Even if an airline could do that (its in the realm of possibility, but I’m not sure its within the realm of sanity), it’d still be a customer service nightmare. What about those who fly one routing frequently and expect to get a status based on a normal routing, but if they flew a more direct routing one day and that person didn’t get status because of it I’m quite sure their’d be people complaining.
Incidentally, I spent a few moments wasting time reading the lawsuit, Mr. Han’s claim lies upon the fact that he said he flew United more because they were going to award him actual miles, whereas other carriers were going to award him something lesser than that… The fact that Mei & Mark, LLP has filed this against multiple airlines sort of negates their argument…
Yup, it’s pretty stupid lawsuit, but I agree that airlines should award customers on money spent, not miles flown.

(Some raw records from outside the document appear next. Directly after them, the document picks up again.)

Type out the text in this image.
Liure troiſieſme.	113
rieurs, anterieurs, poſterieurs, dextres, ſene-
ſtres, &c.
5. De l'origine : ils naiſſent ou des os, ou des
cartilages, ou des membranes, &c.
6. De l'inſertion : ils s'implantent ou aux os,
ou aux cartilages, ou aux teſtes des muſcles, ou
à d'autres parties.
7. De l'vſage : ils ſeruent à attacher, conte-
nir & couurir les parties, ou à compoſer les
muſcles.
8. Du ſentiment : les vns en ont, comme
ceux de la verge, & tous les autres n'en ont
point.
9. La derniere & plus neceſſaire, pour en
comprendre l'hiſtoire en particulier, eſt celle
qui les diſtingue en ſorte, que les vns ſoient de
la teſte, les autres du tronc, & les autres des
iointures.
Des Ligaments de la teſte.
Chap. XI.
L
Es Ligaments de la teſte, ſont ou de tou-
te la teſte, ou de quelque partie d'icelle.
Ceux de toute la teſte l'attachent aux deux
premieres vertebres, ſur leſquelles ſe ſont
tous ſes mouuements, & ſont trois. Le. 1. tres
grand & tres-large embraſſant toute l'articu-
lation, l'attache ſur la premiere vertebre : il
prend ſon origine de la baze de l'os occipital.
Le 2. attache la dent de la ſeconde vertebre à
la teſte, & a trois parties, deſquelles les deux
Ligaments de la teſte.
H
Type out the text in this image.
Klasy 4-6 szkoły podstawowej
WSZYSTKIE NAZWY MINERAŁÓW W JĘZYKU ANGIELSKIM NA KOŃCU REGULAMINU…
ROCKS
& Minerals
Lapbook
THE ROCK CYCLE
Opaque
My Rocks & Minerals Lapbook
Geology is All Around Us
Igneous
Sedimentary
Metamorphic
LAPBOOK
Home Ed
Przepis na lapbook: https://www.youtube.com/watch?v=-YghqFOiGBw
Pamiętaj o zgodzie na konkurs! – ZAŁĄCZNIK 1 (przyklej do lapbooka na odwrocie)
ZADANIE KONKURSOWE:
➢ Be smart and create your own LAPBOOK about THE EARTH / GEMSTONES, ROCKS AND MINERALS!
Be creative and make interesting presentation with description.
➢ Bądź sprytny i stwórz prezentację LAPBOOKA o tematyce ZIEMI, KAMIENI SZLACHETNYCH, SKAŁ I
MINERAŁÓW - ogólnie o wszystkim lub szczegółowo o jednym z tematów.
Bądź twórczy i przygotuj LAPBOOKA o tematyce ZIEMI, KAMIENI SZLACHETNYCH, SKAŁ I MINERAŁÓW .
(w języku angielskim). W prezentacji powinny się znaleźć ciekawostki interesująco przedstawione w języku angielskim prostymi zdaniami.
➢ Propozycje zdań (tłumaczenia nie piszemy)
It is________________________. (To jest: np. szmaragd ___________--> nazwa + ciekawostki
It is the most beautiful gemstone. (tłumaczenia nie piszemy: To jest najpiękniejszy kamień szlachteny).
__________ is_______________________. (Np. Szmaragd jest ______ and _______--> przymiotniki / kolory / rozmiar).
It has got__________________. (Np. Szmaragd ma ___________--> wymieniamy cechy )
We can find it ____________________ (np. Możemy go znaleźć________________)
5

At first glance, I thought this lawsuit was ridiculous; I have read frequent flyer program terms & conditions before, and they contain boiler-plate language saying the accrual of miles is based on straight-line calculations between airports and not miles actually flown. So, I decided to look at United’s rules after this, and I am shocked to say that whatever attorney reviewed them dropped the ball. The Terms & Conditions do NOT have this clause. This is a *huge* oversight. If this would go to trial (very unlikely), United will make an Expectations argument (especially for purchases through united.com that state the miles that will be earned or because he is a frequent traveler and should know that industry custom is straight-line calculations) and probably prevail, but United earned themselves this lawsuit for not having this boiler-plate language that is in other FF program rules. If you read the terms & conditions in isolation (without taking into consideration any other understanding about how FF programs work), Mr. Han’s interpretation is not unreasonable, so the lawsuit isn’t entirely ridiculous. At most, United’s liability would be to credit the miles for the last 12 months, but United may allow class certification if it comes to the conclusion that it may have liability since the class certification would resolve all these claims at once (The Plaintiff’s Attorney would also get a big payout).